Developing a Sustainable Operating Environment for Airlines in China
In early June, the European Chamber published a report outlining the structural challenges facing European airlines operating in China, In for the Long Haul: Developing a Sustainable Operating Environment for Airlines in China. Tom Groot Haar, Policy and Communications Coordinator with the European Chamber, outlines some key findings of the report.
Over the last several decades, the European Union (EU) and its member states have taken a significantly different approach to China with regard to developing the respective environments in which their airlines operate.
Before the EU liberalised the bloc’s aviation sector, there was limited competition between different European airlines and prices were high. The introduction of the EU internal air transport market in 1993 brought European air carriers under the supervision of the European Commission, and EU competition rules were applied, slashing the then widespread use of state aid. Frequencies and destinations also increased drastically, and the entrance of low-cost carriers into the EU market increased competition and drove down prices.
The increased air traffic in Europe pushed member states to optimise the operating environment for airlines by adhering to international standards regarding slot allocation procedures and air traffic management. Additionally, European airlines were incentivised through EU competition law and fiduciary responsibility to focus on profitability and sustainability of operations, transforming them from bloated drains on public resources into sustainable, thriving businesses in an industry that boosts European connectivity, growth and employment.
China’s aviation industry has developed quickly, but its airlines lack competitiveness due to an operating environment that is strikingly similar to that found in Europe prior to the 1993 reforms. While aviation cooperation between the EU and its member states and China has borne fruit by increasing connectivity and trade, in order to ensure global sustainability of the airline industry, their two respective models need to become more aligned.
Although China’s state-owned airlines were consolidated in 2002, making the country’s airline industry slightly less dependent on state-owned enterprises, it is still markedly different to the EU and United States’ industries.
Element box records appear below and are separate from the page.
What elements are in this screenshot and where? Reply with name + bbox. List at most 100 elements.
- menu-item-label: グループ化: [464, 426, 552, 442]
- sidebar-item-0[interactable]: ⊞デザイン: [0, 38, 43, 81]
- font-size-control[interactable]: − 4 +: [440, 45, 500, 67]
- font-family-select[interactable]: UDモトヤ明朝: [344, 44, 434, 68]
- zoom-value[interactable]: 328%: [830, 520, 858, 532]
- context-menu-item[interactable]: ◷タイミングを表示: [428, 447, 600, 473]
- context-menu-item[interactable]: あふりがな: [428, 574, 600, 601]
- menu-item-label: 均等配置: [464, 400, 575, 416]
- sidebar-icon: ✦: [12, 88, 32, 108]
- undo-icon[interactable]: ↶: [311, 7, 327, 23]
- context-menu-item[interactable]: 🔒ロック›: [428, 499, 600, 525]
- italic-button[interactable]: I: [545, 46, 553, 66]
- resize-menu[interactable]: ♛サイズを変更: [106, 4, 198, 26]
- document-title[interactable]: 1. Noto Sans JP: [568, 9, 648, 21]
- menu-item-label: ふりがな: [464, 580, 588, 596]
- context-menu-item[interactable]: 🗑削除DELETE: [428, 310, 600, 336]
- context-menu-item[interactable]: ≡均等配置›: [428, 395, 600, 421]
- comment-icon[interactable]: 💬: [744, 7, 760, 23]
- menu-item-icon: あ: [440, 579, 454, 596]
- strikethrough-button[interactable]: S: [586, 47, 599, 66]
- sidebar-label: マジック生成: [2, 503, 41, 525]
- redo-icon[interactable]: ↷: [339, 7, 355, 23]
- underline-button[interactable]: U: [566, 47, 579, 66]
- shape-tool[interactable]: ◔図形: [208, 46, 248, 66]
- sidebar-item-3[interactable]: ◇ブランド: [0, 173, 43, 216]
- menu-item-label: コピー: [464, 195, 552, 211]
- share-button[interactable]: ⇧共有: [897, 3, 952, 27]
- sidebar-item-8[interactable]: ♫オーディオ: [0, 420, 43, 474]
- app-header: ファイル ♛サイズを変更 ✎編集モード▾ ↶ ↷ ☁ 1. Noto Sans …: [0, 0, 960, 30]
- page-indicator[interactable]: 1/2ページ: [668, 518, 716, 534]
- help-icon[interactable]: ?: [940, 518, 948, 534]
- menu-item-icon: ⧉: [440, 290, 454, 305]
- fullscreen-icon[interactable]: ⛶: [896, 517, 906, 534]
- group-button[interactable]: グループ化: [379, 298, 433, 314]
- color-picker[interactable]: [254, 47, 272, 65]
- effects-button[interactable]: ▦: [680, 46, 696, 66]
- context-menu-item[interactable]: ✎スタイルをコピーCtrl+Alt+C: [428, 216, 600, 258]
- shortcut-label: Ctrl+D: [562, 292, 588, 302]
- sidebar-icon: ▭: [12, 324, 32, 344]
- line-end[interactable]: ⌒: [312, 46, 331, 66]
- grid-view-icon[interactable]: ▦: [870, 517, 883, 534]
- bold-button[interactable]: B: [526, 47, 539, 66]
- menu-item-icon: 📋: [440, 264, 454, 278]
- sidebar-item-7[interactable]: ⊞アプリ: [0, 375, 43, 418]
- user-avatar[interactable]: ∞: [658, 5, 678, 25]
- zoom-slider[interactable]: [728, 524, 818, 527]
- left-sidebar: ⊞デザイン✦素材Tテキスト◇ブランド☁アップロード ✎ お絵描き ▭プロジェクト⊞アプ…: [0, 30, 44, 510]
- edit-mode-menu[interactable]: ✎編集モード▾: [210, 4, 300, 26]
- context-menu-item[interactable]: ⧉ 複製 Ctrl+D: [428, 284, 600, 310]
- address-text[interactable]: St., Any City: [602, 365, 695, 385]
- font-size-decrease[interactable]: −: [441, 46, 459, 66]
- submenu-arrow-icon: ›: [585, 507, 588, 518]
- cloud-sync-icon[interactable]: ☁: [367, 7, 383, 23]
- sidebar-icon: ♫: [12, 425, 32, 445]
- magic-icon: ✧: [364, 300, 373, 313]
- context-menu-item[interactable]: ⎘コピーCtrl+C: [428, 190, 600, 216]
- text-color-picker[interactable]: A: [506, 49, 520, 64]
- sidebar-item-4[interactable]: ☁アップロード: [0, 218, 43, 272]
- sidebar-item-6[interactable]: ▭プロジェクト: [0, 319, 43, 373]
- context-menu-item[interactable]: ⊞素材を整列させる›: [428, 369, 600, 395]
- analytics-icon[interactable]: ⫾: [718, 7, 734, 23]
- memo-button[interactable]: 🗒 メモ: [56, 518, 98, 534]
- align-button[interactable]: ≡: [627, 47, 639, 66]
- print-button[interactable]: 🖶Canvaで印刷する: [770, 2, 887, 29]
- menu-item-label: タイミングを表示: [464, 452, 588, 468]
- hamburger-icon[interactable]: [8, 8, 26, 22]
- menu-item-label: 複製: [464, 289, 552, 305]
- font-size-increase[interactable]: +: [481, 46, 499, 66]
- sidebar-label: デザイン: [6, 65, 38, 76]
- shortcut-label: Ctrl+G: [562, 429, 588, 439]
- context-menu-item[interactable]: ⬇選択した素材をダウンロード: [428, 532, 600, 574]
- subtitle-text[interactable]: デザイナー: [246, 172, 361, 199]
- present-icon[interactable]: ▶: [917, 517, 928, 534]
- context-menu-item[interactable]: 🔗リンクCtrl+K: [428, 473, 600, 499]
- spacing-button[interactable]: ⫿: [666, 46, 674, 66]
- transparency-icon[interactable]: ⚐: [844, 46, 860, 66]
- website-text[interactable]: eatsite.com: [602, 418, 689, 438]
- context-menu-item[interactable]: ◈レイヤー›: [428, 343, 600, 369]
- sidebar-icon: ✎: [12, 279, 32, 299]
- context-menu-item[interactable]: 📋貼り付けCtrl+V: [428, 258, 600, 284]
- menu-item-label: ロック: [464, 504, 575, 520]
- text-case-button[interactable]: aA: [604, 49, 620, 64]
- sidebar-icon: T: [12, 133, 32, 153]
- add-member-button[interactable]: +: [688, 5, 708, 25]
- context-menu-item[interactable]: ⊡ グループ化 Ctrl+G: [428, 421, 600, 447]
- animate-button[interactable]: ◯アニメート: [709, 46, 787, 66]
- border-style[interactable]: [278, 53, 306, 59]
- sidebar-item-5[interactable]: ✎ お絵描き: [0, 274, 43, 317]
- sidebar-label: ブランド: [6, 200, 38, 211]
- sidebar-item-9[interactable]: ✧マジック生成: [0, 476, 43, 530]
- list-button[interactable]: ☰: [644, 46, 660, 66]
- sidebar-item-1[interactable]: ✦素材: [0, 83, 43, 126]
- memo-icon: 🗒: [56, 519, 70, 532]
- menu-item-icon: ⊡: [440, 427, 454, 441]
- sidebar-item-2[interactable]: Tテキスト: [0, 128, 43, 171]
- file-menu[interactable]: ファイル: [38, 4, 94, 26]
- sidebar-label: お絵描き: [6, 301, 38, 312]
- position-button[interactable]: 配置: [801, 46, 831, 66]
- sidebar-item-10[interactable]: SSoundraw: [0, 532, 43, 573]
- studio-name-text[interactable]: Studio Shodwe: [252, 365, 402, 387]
China’s model remains primarily orientated towards building scale and driving connectivity, rather than sustainable profitability.
In recent years, China has made progress in aligning its slot allocation and air traffic management practices with international standards. However, these standards are still not fully adhered to, and China’s airspace is mostly closed, as it remains under military control. In order to create a sustainable, open and competitive operating environment for both domestic and international airlines, more reforms are needed, especially in the areas of government financial support and competition.
In China, only international long-haul routes to and from either Beijing or Shanghai are profitable. Therefore, in order to attract investment and increase connectivity with other destinations in China, many local governments of smaller cities offer airlines financial support to open international routes. However, this subsidisation is failing to make these long-haul routes sufficiently profitable. More often than not, either because the subsidies are eventually withdrawn or because European airlines do not project a sustainable flow of income in subsequent years, flights to second- and third-tier Chinese cities end up being cancelled.
While Chinese airlines face the same issues as European airlines with respect to profitability, many can absorb losses on routes to and from these smaller cities. First, Chinese airlines can offset a loss-making, long-haul flight by connecting it to a profitable domestic flight, sourcing passengers from other cities that would have otherwise travelled through Beijing or Shanghai. Second, they can afford to operate the routes at a limited loss by leveraging subsidies. Third, they have extensive lines of credit through state-owned banks in China that can offset losses indefinitely.
This has resulted in many of China’s smaller airlines establishing long-haul flights from second- and third-tier cities. Even if the international leg of the itinerary makes a loss, or has to run on a very narrow margin, local subsidies help cover the loss, and more profitable connections to medium-sized Chinese cities can help squeeze a small positive margin out of the whole setup. However, the sustainability of this approach is highly questionable. These practices drive up the number of seats available to Chinese passengers wanting to travel to Europe. The imbalance between demand for seats and their supply then drives down prices, and reduces the sustainability of the already-functioning flights based out of Beijing or Shanghai.
In the short-term, the Chinese system gives its airlines an unfair advantage to quickly gain global market share. However, in the long-term, this is neither sustainable nor beneficial for airlines. When faced with the same problem nearly three decades ago, Europe took action to reform the sector. With its aviation market expected to become the world’s largest in 2022, China will have to move swiftly to similarly develop a sustainable airline industry.
Until the two respective models can be better aligned, Europe needs to be fully aware of the complexities of China’s market, particularly when renegotiating air traffic rights. The EU must weigh such considerations against the remaining untapped potential in China, while avoiding being sucked into a ‘race to the bottom’ on profitability on long-haul flights between the two destinations. The fact that European airlines have a fiduciary responsibility to shareholders and have to comply with EU competition law means that Chinese airlines will be able to last longer in such a race.